Nursing staff at Richmond Medical Hospital report that efforts to inform hospitalists about foul smelling urine have generally fallen on deaf ears. “I have tried to tell the hospitalists about cloudy or bloody urine that I see in patients who are undergoing extensive work ups for mental status changes,” reports nurse Sandy Anderson. “But they insist that ‘all urine smells bad’ and it’s really more of a red herring.”

Another nurse reports that delay in diagnosing urinary tract infections (while patients are scheduled for brain MRIs, nuclear scans, and biopsies) can lead to worsening symptoms which accelerate and expand testing. “Some of my patients are transferred to the ICU during the altered mental status work up,” states nurse Anita Misra. “The doctors seem to be very excited about the additional technology available to them in the intensive care setting. Between the central line placement, arterial blood gasses, and vast array of IV fluid and medication options, urosepsis is really an excellent entré into a whole new level of care.”

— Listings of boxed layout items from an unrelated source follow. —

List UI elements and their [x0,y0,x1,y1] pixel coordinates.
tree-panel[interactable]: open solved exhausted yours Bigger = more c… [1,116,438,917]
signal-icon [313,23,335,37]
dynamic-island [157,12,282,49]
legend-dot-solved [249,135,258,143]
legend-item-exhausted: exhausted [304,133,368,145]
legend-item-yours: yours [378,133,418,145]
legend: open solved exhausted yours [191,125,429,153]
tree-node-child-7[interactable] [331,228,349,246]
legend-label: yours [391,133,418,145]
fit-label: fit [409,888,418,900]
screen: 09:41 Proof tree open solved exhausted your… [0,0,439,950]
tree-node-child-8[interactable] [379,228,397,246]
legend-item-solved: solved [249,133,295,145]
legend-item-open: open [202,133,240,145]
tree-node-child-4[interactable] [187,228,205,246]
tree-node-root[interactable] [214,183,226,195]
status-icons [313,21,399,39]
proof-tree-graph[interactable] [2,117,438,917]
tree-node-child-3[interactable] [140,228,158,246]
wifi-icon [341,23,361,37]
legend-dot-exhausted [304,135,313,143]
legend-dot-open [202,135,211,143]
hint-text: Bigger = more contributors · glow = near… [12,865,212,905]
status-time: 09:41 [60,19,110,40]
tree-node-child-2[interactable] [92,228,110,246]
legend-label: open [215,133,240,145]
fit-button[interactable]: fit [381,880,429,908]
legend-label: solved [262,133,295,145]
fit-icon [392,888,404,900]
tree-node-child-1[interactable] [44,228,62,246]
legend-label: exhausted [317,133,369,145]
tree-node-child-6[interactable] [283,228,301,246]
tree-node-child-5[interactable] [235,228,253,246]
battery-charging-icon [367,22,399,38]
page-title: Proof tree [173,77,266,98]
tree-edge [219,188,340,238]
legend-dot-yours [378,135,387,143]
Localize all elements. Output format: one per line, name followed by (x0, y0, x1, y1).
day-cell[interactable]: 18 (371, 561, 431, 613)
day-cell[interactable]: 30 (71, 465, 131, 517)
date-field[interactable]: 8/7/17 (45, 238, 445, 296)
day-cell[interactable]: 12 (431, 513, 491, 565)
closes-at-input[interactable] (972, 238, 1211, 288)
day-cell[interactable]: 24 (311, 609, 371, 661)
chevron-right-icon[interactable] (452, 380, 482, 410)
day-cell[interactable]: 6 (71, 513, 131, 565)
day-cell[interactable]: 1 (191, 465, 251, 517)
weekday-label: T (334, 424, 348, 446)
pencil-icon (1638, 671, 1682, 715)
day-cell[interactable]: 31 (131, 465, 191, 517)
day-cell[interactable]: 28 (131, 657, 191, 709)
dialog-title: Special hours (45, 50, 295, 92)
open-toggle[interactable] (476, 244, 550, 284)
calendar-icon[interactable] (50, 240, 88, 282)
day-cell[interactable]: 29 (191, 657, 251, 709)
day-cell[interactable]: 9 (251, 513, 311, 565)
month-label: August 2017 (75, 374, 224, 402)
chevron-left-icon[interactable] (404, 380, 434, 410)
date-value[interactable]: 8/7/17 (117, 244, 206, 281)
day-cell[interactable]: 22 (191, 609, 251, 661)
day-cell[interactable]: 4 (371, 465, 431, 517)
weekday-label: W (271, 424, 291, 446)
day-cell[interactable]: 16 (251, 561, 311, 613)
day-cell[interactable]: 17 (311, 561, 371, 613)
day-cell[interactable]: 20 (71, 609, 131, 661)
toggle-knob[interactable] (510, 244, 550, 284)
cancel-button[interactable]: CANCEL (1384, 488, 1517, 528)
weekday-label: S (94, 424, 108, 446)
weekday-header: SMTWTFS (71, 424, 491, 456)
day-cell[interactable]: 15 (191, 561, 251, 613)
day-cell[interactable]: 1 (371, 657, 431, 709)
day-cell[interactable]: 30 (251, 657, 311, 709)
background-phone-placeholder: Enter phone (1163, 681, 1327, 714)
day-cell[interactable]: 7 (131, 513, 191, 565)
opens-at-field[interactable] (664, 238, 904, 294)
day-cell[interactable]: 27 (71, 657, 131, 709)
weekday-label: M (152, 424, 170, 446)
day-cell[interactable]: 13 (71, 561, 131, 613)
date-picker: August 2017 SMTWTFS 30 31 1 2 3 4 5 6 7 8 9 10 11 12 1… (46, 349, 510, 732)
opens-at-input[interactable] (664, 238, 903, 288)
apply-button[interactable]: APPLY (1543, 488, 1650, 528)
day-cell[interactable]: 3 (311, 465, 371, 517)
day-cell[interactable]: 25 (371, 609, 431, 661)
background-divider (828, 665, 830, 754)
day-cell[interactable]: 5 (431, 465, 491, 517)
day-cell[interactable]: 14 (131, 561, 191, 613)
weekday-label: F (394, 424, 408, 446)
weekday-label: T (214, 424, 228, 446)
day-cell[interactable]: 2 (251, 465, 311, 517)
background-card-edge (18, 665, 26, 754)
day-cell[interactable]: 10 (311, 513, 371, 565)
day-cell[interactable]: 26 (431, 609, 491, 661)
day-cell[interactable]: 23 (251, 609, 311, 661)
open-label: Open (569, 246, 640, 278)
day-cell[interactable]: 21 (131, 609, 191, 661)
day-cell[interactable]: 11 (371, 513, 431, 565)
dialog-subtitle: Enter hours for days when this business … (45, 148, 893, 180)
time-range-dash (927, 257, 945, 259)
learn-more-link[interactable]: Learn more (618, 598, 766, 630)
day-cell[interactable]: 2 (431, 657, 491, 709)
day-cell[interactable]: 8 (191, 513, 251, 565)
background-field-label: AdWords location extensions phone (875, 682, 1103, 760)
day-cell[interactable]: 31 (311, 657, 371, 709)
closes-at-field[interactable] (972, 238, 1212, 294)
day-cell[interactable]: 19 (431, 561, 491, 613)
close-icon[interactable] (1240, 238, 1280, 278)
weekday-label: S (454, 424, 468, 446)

“As far as medicine-induced mental status changes are concerned,” added Dr. Fishbinder, “We’ve never seen a single case in the past 10 years. Today’s patients are incredibly resilient and can tolerate mixes of opioids, anti-depressants, anti-histamines, and benzodiazepines without any difficulty. We know this because most patients have been prescribed these cocktails and have been taking them for years.”

Patient family members have expressed gratitude for Dr. Fishbinder’s diagnostic process, and report that they are very pleased that he is doing everything in his power to “get to the bottom” of why their loved one isn’t as sharp as they used to be.

“I thought my mom was acting strange ever since she started taking stronger pain medicine for her arthritis,” says Nelly Hurtong, the daughter of one of Dr. Fishbinder’s inpatients. “But now I see that there are deeper reasons for her ‘altered mental status’ thanks to the brain MRI that showed some mild generalized atrophy.”

Hospital administrators praise Dr. Fishbinder as one of their top physicians. “He will do whatever it takes to figure out the true cause of patients’ cognitive impairments.” Says CEO, Daniel Griffiths. “And not only is that good medicine, it is great for our Press Ganey scores and our bottom line.”

As for the nursing staff, Griffiths offered a less glowing review. “It’s unfortunate that our nurses seem preoccupied with urine testing and medication reconciliation. I think it might be time for us to mandate further training to help them appreciate more of the medical nuances inherent in quality patient care.”

Dr. Fishbinder is in the process of creating a half-day seminar on ‘altered mental status in the inpatient setting,’ offering CME credits to physicians who enroll. Richmond Medical Hospital intends to sponsor Dr. Fishbinder’s course, and franchise it to other hospitals in the state, and ultimately nationally.